If you were driving some place you’ve never been to, which would get you there faster, following a GPS, or trying to figure it out yourself? Unless you’ve got some elite survivalist navigation skills, you probably answered, “the GPS.”
The same holds true for working out. You’re going to achieve your goals and spend a lot less time (though not necessarily effort—you still gotta go hard!) by following a credible workout plan. In this post, we’re going to talk about the necessary components of a comprehensive program so you know what to look for.
Start with a warmup
You can’t just storm in the gym, guns blazing, and start throwing around every dumbbell in sight. I mean you can, but you might hurt yourself. That’s why your workout strategy needs to include a warmup.
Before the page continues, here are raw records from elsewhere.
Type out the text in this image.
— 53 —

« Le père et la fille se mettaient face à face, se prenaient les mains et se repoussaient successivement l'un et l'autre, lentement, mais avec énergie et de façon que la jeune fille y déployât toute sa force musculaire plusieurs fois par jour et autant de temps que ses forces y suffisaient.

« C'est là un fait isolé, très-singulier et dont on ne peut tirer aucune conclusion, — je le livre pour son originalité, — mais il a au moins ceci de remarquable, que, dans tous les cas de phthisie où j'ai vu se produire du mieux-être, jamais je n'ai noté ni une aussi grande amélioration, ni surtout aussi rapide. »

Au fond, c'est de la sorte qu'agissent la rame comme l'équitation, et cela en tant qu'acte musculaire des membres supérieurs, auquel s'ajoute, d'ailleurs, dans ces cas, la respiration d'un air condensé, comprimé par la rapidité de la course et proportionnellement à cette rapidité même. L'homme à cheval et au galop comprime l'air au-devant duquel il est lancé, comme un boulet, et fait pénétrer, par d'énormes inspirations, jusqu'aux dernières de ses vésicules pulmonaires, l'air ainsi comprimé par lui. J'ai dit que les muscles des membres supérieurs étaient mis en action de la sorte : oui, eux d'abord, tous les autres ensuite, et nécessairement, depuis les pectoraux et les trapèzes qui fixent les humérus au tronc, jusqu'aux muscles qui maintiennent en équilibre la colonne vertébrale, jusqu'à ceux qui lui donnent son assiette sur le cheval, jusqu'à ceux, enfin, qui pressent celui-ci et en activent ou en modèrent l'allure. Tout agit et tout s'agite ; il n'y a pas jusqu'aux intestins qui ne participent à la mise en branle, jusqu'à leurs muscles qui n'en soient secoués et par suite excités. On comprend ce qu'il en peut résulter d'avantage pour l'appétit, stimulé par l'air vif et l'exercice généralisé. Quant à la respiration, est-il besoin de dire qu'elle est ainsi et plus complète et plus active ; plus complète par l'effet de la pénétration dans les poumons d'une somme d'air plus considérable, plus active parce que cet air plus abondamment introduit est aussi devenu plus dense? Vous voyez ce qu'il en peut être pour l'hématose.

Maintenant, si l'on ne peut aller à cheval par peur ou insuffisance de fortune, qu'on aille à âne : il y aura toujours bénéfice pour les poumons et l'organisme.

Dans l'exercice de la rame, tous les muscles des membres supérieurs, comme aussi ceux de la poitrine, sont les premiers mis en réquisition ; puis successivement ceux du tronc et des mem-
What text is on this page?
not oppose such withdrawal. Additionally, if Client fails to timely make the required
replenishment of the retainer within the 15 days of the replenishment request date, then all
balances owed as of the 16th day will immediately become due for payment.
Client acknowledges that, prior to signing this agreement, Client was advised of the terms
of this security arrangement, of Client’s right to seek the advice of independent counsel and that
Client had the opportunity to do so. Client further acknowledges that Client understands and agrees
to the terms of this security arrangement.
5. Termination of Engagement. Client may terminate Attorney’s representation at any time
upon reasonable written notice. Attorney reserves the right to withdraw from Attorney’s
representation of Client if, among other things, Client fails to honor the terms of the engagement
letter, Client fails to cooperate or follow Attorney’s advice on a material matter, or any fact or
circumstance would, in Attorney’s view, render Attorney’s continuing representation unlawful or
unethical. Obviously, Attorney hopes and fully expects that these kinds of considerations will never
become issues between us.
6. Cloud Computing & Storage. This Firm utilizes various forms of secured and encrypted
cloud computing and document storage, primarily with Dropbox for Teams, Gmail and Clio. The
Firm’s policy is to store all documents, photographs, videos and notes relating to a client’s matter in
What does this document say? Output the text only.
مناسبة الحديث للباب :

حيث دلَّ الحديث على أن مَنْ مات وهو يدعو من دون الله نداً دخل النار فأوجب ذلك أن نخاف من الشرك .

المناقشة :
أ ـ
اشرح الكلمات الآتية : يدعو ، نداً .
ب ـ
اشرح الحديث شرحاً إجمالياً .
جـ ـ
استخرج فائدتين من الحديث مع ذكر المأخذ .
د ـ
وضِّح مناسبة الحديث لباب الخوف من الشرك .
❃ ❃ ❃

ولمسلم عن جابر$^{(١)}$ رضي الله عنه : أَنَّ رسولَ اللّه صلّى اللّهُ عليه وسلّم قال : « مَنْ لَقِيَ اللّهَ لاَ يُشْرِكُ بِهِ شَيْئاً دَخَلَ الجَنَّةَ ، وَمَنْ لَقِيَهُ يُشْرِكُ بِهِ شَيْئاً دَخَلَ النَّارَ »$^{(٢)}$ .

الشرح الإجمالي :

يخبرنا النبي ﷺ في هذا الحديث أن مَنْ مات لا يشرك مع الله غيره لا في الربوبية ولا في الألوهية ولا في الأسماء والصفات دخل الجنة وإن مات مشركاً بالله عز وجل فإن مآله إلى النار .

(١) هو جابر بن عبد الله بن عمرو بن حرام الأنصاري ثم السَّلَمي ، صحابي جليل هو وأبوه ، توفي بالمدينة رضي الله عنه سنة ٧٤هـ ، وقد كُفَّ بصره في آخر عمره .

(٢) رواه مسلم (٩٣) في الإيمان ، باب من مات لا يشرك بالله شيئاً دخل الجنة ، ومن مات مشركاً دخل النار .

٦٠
Does that mean stretching? Yes and no. Research suggests that static stretching (the kind where you hold a position for several seconds) can actually reduce performance and increase the risk of injury. The kind that most fitness experts recommend is dynamic stretching. These are short movements that have you extending beyond your ordinary range of motion, like kicking your foot to your hand while standing.
A good example of a warmup routine, and one that I’ve been following recently is Joe Defranco’s Limber 11. If you want to see it in action, video is here.
Onto the workout
For the workouts, as for any aspect of a fitness strategy, you have virtually limitless options. What you choose here will depend on your goals. One thing I universally discourage, though, is designing your workouts yourself. Unless you have extensive training in exercise science, I would look for whatever kind of plan you want, whether it be focused on weight loss, muscle gain, flexibility, or increased performance for a sport, and find one from an authoritative source.
Online communities can be a good resource in your search. If you don’t know where to begin, check out r/fitness’s recommended routines list.
Don’t forget the cooldown
So after you warm up and do your workout, you’re finally done…right? Not quite. You want to do some of that static stretching we discussed earlier after your workout in order to increase flexibility and reduce muscle soreness. Just make sure you are stretching the muscles that you worked, i.e., not doing shoulder stretches on leg day.
Make sure you get a good program that doesn’t overlook the three elements discussed in this post—warmup, (obviously) the workout, and cooldown. If you do, you should make great progress, more than you would if you walked around the gym without a plan.